Question 1.5.1: A rectangular tank 3 m long, 2 m wide and 2 m deep contains ......
A rectangular tank 3 m long, 2 m wide and 2 m deep contains water to a depth of 1.25 m. If it is accelerated horizontally at 3 m/s² in the direction of its length, find (a) (i) the inclination of the water surface with the horizontal, (ii) depth of water at the two ends, (iii) total force on the sides at the two ends of the tank and (iv) net horizontal force on the fluid mass.

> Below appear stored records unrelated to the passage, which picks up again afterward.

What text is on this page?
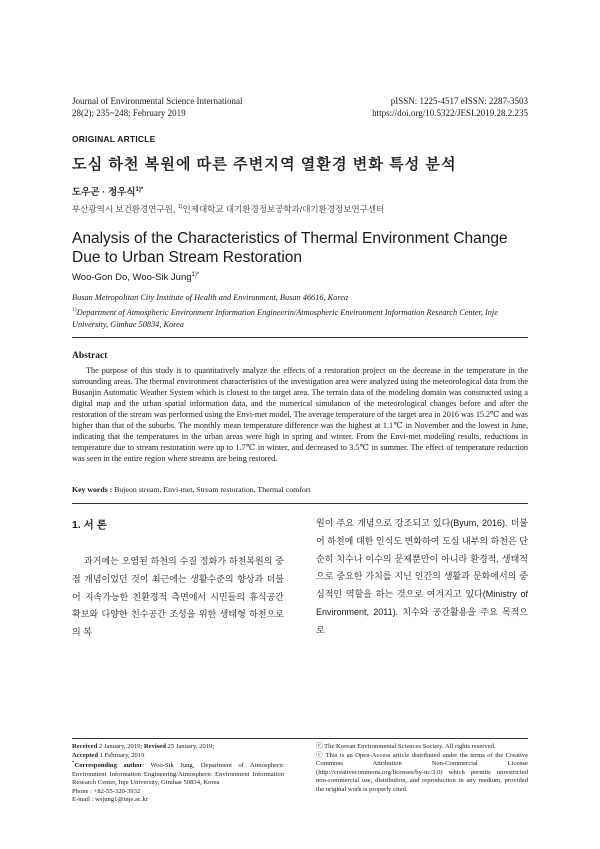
Journal of Environmental Science International
28(2); 235~248; February 2019
pISSN: 1225-4517 eISSN: 2287-3503
https://doi.org/10.5322/JESI.2019.28.2.235
ORIGINAL ARTICLE
도심 하천 복원에 따른 주변지역 열환경 변화 특성 분석
도우곤 · 정우식$^{1)*}$
부산광역시 보건환경연구원, $^{1)}$인제대학교 대기환경정보공학과/대기환경정보연구센터
Analysis of the Characteristics of Thermal Environment Change Due to Urban Stream Restoration
Woo-Gon Do, Woo-Sik Jung$^{1)*}$
Busan Metropolitan City Institute of Health and Environment, Busan 46616, Korea
$^{1)}$Department of Atmospheric Environment Information Engineerin/Atmospheric Environment Information Research Center, Inje University, Gimhae 50834, Korea
Abstract
The purpose of this study is to quantitatively analyze the effects of a restoration project on the decrease in the temperature in the surrounding areas. The thermal environment characteristics of the investigation area were analyzed using the meteorological data from the Busanjin Automatic Weather System which is closest to the target area. The terrain data of the modeling domain was constructed using a digital map and the urban spatial information data, and the numerical simulation of the meteorological changes before and after the restoration of the stream was performed using the Envi-met model. The average temperature of the target area in 2016 was 15.2℃ and was higher than that of the suburbs. The monthly mean temperature difference was the highest at 1.1℃ in November and the lowest in June, indicating that the temperatures in the urban areas were high in spring and winter. From the Envi-met modeling results, reductions in temperature due to stream restoration were up to 1.7℃ in winter, and decreased to 3.5℃ in summer. The effect of temperature reduction was seen in the entire region where streams are being restored.
Key words : Bujeon stream, Envi-met, Stream restoration, Thermal comfort
1. 서 론
과거에는 오염된 하천의 수질 정화가 하천복원의 중점 개념이었던 것이 최근에는 생활수준의 향상과 더불어 지속가능한 친환경적 측면에서 시민들의 휴식공간 확보와 다양한 친수공간 조성을 위한 생태형 하천으로의 복
원이 주요 개념으로 강조되고 있다(Byum, 2016). 더불어 하천에 대한 인식도 변화하여 도심 내부의 하천은 단순히 치수나 이수의 문제뿐만이 아니라 환경적, 생태적으로 중요한 가치를 지닌 인간의 생활과 문화에서의 중심적인 역할을 하는 것으로 여겨지고 있다(Ministry of Environment, 2011). 치수와 공간활용을 주요 목적으로
Received 2 January, 2019; Revised 25 January, 2019;
Accepted 1 February, 2019
*Corresponding author: Woo-Sik Jung, Department of Atmospheric Environment Information Engineering/Atmospheric Environment Information Research Center, Inje University, Gimhae 50834, Korea
Phone : +82-55-320-3932
E-mail : wsjung1@inje.ac.kr
ⓒ The Korean Environmental Sciences Society. All rights reserved.
ⓒ This is an Open-Access article distributed under the terms of the Creative Commons Attribution Non-Commercial License (http://creativecommons.org/licenses/by-nc/3.0) which permits unrestricted non-commercial use, distribution, and reproduction in any medium, provided the original work is properly cited.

(b) What maximum acceleration is permissible in this case?
(c) How much water would spill out if the tank is accelerated at 8 m/s²?
(a) Equation 1.5.3 gives the slope of the free surface; the angle θ is \tan^{–1} (3/9.81) = 17°.
\mathrm{z/y=\tan \theta =-a_y/(a_z+g)} (1.5.3)
∴ AA′ = BB′ = (3/2) tan θ = 0.4587 m.
Depth of water at the rear end = 1.5 + 0.4587 = 1.7087 m and Hydrostatic force on rear side of the tank = w A z = 9810 × (2 × 1.7087) × 1.7087/2 = 28.642 kN
Depth of water at the front end = 1.5 – 0.4587 = 0.7913 m
Hydrostatic force on front side of the tank = 9810 × (2 × 0.7913) × 0.7913 /2 = 6.143 kN.
∴ Net horizontal force = 28.642 – 6.143 = 22.499 kN, opposite to the direction of \mathrm{α_y}.
(b) The tank can be accelerated further till the water level at the rear side just touches the top of the tank. (Further increase in acceleration will spill out the water from the tank.) For this condition, the slope of the free surface is tan θ′ = (2 – 1.25)/1.5 = ½. This gives a_y = g × tan θ′ = 4.905 m/s².
(c) In this case tan θ ′′ = 8/9.81, and the free surface will be CD. As seen in the Fig., there is no water on the front end. From the triangle OCD, OD = OC/tan θ” = 2.4525 m.
∴ Volume of water in the tank = ½ × OD × OC × width of tank = ½ × 2.4525 × 2 × 2 = 4.905 m³.
Volume of water originally present = 3 × 1.25 × 2 = 7.5 m³.
→ Volume of water spilled out from the tank = 7.5 – 4.905 = 2.595 m³.